Friday, June 17, 2016

A Rather Brief History of Industrial Music

"To escape the horror, bury yourself in it."
-Genet




In the mid to late 1970s a new musical movement, known as punk, emerged in the United States and England, quickly spreading to other countries. The history of Punk itself can, and has, filled volumes, and my purpose is not to recount or critique it here. For our purposes, Punk is significant for ONE reason: It blew the lid off established musical forms and opened the door for a resurgence of innovation.

The number of genres and sub genres that look to punk as musical forefathers is vast. Post-Punk, Hard Rock, Goth, Death Rock, Industrial, EBM, Indie Rock, Emo, Grunge, Metal, Future Pop, Power Noise, etc... all owe a greater or lesser debt to the accomplishments of a rather small number of people banging their fists against the mainstream for a couple of years in the 1970s.

The purpose of this document is not to explain all of them, or even to explain the rise and fall of different bands, labels, individuals, and scenes within Industrial Music in depth.

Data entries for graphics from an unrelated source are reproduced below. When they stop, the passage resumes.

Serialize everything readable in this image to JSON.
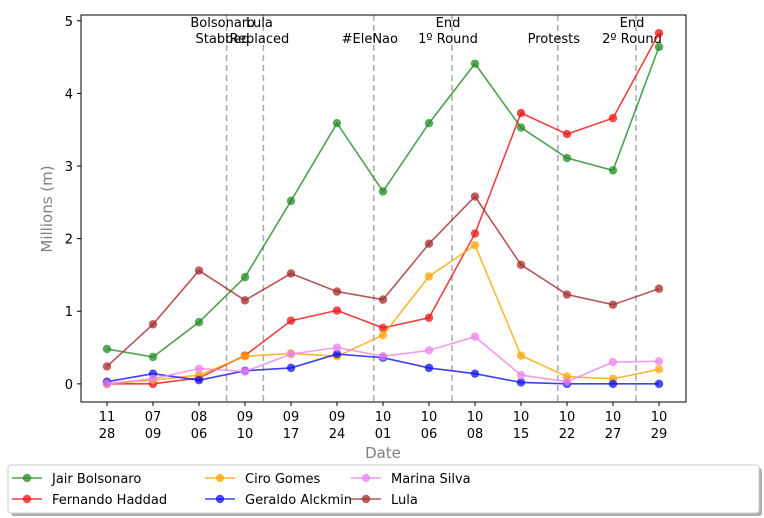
{
  "chart_data": {
    "type": "line",
    "xlabel": "Date",
    "ylabel": "Millions (m)",
    "ylim": [
      -0.25,
      5.08
    ],
    "yticks": [
      0,
      1,
      2,
      3,
      4,
      5
    ],
    "grid": false,
    "legend_placement": "bottom",
    "x_labels": [
      {
        "top": "11",
        "bottom": "28"
      },
      {
        "top": "07",
        "bottom": "09"
      },
      {
        "top": "08",
        "bottom": "06"
      },
      {
        "top": "09",
        "bottom": "10"
      },
      {
        "top": "09",
        "bottom": "17"
      },
      {
        "top": "09",
        "bottom": "24"
      },
      {
        "top": "10",
        "bottom": "01"
      },
      {
        "top": "10",
        "bottom": "06"
      },
      {
        "top": "10",
        "bottom": "08"
      },
      {
        "top": "10",
        "bottom": "15"
      },
      {
        "top": "10",
        "bottom": "22"
      },
      {
        "top": "10",
        "bottom": "27"
      },
      {
        "top": "10",
        "bottom": "29"
      }
    ],
    "series": [
      {
        "name": "Jair Bolsonaro",
        "color": "#228b22",
        "values": [
          0.48,
          0.37,
          0.85,
          1.47,
          2.52,
          3.59,
          2.65,
          3.59,
          4.41,
          3.53,
          3.11,
          2.94,
          4.64
        ]
      },
      {
        "name": "Fernando Haddad",
        "color": "#ee1111",
        "values": [
          0.0,
          0.0,
          0.08,
          0.39,
          0.87,
          1.01,
          0.77,
          0.91,
          2.07,
          3.73,
          3.44,
          3.66,
          4.83
        ]
      },
      {
        "name": "Ciro Gomes",
        "color": "#ffa500",
        "values": [
          0.0,
          0.05,
          0.12,
          0.38,
          0.42,
          0.38,
          0.67,
          1.48,
          1.91,
          0.39,
          0.1,
          0.07,
          0.2
        ]
      },
      {
        "name": "Geraldo Alckmin",
        "color": "#1010ee",
        "values": [
          0.03,
          0.14,
          0.05,
          0.18,
          0.22,
          0.41,
          0.36,
          0.22,
          0.14,
          0.02,
          0.0,
          0.0,
          0.0
        ]
      },
      {
        "name": "Marina Silva",
        "color": "#ee82ee",
        "values": [
          0.0,
          0.07,
          0.21,
          0.17,
          0.41,
          0.5,
          0.38,
          0.46,
          0.65,
          0.12,
          0.03,
          0.3,
          0.31
        ]
      },
      {
        "name": "Lula",
        "color": "#a52a2a",
        "values": [
          0.24,
          0.82,
          1.56,
          1.15,
          1.52,
          1.27,
          1.16,
          1.93,
          2.58,
          1.64,
          1.23,
          1.09,
          1.31
        ]
      }
    ],
    "events": [
      {
        "after_index": 2.6,
        "lines": [
          "Bolsonaro",
          "Stabbed"
        ]
      },
      {
        "after_index": 3.4,
        "lines": [
          " Lula",
          "Replaced"
        ]
      },
      {
        "after_index": 5.8,
        "lines": [
          "#EleNao"
        ]
      },
      {
        "after_index": 7.5,
        "lines": [
          "End",
          "1º Round"
        ]
      },
      {
        "after_index": 9.8,
        "lines": [
          "Protests"
        ]
      },
      {
        "after_index": 11.5,
        "lines": [
          "End",
          "2º Round"
        ]
      }
    ]
  }
}
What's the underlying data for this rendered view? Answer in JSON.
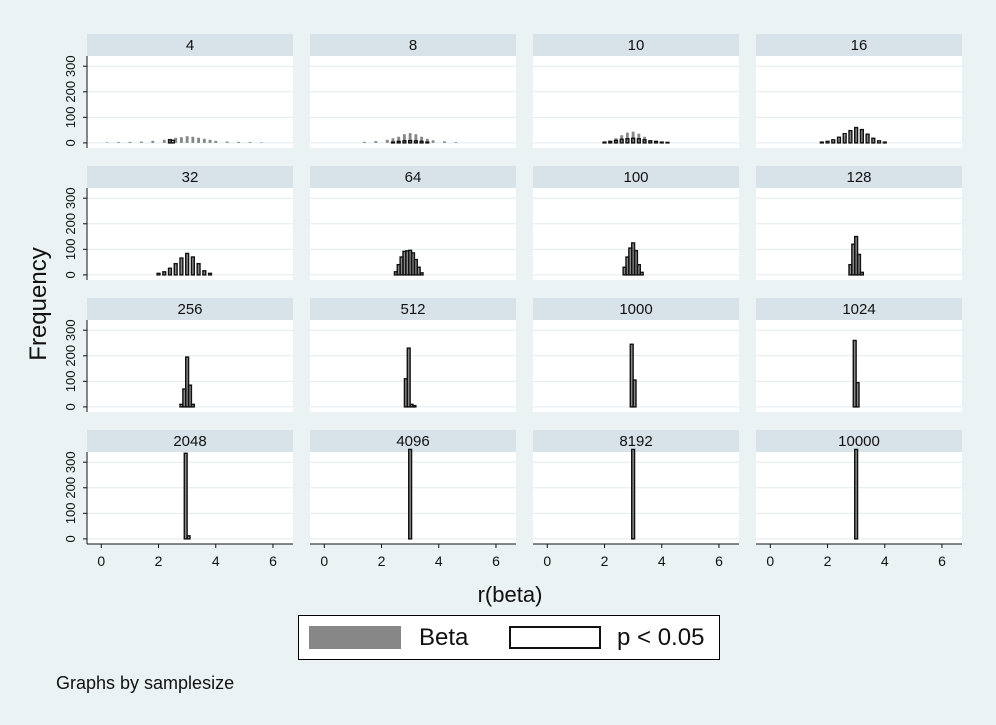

For that I will refer you to the rather good Wikipedia article on this topic. Here I am only providing a rough outline to convey the basics of what different phases the genre has passed through, from its origins, to its current parodic death throws.


This transformation can be appreciated by focusing on five distinct periods of development.


I) The First Wave of Industrial Music
II) Electronica + Sampling & The Golden Age of Industrial
III) Evolution + The Aggro-EBM of the late 1990s
IV) The Wilderness
V) Parodic Phase



I The First Wave of Industrial Music

 

 

Industrial has traditionally be characterized as a percussion-intensive genre. This is generally true, however it has been as much focused on simple audio experimentation as it has been with the aesthetic of people banging on things. Take Throbbing Gristle - one of the first "industrial" bands. Using effected guitar and bass, primitive synthesizers, tape loops, and random additional instruments, they created very strange sound-collages that did not generally fit into the traditional "song" structure. If Richard Wright of Pink Floyd was one of the first to use synthesizers as an integral part of pop music in the 1970s, Throbbing Gristle, and their peers in this time (Bands such as Cabaret Voltaire, SPK, Monte Cazazza, Einstürzende Neubauten) were still trying to use - anything and everything - to push and break the limits of what we consider "music".

How about replacing an electric guitar with a Jack Hammer? How about using bits of pipe, scrap metal, and oil drums, instead of traditional drum sets? What better way to reflect (or encourage?) the decay of late industrial society than by appropriating the actual material, and organic sounds, of this society? Punk had thrown open the doors for intelligent people to think about fashion, music and art in different ways... but for all its rage and fury punk has also remained one of the most musically conservative of all genres, hardly ever deviated from the traditional "rock" instrument line up. Industrial people were too creative and adventurous to limit themselves to this.

 

In the early days, synthesizers were A LOT more expensive than they are today. As a result, few people could afford them. There were no computers and MIDI Controllers to set up in one's bed room and "mess around" on. Furthermore, Digital Samplers were not readily available until the early 80's and even by then they were in short supply, very expensive, and had very limited memory and sampling rates. If, instead of a traditional "snare" drum, you wanted the sound of metal on concrete, or metal on metal, you had to actually get those real objects and carry them to a show and bang on them then. As a result, live performances of "industrial" bands in the 70s and 80s were generally more interesting than those of "industrial" bands today.